There’s poetry in Moloney’s bar,
a meditation on much needed mutability
with the finding in the ruins of a tumbled school
of children’s flowers, surviving
well beyond the lives of tiny hands
that planted them. Such is the power
of Nature over Education, or Life
over Death, we’re all quite overcome.

A comic finale, and silence follows,
then warmed, polite applause. Voices
rise to match the tongues of music
that call across the road from Shortt’s.

Here, a dozen players gather to each
other’s strengths – notes are summoned
from the air. Fished out from bags
and cases, a match of fiddles, flutes,
banjos, concertinas, bodhrans,
control their owners hearts and fingers.

Tunes repeat themselves like water
tumbling, like  morning mountain winds,
like flowers found beneath a broken
wall. It all makes sense. Signalling
an end, the leader nods, the final
note is struck. Then glances, nods,
glasses raised to lips for speech.

Feakle, County Clare, Summer 2106
Joe Noonan and The Feakle Traditional Music Festival

 

Ludwig’s Last Note

Beethoven at a Broadwood.

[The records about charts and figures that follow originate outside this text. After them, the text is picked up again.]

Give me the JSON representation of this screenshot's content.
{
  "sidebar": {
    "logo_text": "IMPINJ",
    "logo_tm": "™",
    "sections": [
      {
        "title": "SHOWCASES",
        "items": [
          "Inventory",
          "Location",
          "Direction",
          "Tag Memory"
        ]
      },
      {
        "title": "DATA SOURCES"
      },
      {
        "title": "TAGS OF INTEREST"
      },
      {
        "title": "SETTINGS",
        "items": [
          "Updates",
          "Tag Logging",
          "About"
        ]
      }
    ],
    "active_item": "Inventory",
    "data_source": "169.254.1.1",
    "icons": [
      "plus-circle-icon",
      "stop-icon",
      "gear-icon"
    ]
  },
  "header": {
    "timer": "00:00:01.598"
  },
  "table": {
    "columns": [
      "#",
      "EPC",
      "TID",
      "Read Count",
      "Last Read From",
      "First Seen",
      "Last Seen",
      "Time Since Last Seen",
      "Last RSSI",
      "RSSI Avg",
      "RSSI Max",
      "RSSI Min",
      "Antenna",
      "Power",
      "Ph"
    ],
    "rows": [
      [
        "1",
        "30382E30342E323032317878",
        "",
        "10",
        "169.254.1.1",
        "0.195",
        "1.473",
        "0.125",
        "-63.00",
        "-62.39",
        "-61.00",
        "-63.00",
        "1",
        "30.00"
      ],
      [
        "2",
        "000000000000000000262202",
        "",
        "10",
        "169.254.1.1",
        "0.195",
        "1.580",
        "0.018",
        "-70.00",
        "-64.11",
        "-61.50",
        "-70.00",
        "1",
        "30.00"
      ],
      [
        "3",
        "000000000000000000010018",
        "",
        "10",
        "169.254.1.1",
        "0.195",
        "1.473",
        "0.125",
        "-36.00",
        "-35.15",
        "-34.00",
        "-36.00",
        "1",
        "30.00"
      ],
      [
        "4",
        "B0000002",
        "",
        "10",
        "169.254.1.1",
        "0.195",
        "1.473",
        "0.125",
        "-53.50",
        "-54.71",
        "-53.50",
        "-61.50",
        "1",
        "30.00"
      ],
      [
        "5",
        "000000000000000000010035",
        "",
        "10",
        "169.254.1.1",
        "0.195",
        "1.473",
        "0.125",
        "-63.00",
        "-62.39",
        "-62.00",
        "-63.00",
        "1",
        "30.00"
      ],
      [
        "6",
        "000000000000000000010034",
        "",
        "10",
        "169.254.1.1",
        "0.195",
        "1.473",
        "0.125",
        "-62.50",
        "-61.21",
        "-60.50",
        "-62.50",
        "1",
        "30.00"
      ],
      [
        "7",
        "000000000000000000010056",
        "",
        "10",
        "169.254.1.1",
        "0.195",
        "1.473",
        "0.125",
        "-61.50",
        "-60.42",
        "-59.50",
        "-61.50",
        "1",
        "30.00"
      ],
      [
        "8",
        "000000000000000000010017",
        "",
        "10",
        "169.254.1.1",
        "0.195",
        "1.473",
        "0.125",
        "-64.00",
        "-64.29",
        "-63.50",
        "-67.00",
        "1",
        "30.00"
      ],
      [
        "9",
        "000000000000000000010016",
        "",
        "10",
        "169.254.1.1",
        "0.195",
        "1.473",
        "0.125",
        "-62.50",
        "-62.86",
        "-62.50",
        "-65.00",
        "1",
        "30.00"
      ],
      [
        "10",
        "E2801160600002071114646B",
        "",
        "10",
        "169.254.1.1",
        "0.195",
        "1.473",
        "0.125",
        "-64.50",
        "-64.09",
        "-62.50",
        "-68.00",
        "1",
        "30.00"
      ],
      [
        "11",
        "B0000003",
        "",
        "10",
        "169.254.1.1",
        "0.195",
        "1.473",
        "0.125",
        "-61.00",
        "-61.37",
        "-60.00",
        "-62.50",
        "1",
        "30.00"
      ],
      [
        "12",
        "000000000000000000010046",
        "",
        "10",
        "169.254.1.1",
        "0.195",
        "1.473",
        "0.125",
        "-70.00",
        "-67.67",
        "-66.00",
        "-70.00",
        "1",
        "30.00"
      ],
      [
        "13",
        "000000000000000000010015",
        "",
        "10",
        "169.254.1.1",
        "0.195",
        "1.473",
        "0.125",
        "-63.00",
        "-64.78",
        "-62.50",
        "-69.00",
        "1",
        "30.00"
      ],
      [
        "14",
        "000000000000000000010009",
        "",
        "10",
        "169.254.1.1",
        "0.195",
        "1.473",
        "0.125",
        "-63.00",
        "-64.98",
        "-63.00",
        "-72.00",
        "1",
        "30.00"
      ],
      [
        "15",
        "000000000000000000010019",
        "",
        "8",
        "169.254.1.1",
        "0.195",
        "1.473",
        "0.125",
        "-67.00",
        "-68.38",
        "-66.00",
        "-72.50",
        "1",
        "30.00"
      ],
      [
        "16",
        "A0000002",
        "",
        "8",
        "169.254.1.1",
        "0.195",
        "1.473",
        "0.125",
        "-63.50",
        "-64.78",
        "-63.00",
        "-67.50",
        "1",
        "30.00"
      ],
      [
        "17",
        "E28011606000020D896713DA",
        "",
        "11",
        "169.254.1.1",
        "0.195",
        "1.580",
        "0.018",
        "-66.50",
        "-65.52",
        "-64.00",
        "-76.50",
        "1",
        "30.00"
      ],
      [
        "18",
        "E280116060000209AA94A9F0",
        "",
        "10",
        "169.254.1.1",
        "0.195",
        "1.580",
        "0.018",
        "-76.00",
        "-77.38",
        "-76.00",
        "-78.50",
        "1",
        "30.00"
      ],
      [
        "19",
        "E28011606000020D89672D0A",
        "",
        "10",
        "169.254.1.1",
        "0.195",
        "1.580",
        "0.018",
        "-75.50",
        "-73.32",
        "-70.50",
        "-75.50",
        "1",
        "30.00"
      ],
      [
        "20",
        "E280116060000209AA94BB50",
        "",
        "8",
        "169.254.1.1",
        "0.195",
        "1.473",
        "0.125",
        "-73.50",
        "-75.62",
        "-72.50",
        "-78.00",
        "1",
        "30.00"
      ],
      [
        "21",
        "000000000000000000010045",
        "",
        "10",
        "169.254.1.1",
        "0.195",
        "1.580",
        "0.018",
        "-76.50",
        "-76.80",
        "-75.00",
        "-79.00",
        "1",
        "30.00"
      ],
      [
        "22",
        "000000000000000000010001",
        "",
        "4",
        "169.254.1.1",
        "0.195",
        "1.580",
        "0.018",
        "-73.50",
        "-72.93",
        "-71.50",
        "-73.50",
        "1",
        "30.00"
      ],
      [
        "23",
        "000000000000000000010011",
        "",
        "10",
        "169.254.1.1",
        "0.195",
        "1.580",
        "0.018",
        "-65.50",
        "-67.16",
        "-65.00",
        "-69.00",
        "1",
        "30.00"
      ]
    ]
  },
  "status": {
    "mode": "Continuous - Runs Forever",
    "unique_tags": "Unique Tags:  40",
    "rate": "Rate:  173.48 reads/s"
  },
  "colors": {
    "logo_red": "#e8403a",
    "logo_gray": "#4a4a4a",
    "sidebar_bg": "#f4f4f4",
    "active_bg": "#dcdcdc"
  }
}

Deaf, held in the cruelty
of jaundice, his life, as they say, a guttering candle
flickering defiance at his unlidded piano. Broken
quills litter a table; ink is open,

Spilled; paper is everywhere; staved off,
a tiny scrawl of etched entreaties, intentions,
demands.   Last movement, then. He strikes
the keys with rage he cannot hear, a tumult

of silence hisses its answer. He is pursuing
a simple theme and time keeps its distance.
His fingers seek new scales, arpeggios,
as they hammer noiselessly in his head.

Then, without a protest or the usual flourish,
they simply stop, a slowing to an absence, an emptiness.
And that’s it for the piano. He summons up the last quartets,
the European Ninth, then slips away to death.

That last sonata breaks the ground beyond.
Behind the weight of style and sound that was
his own, the sentence of that stop asserts a life
that suddenly is far too good to lose and then is gone.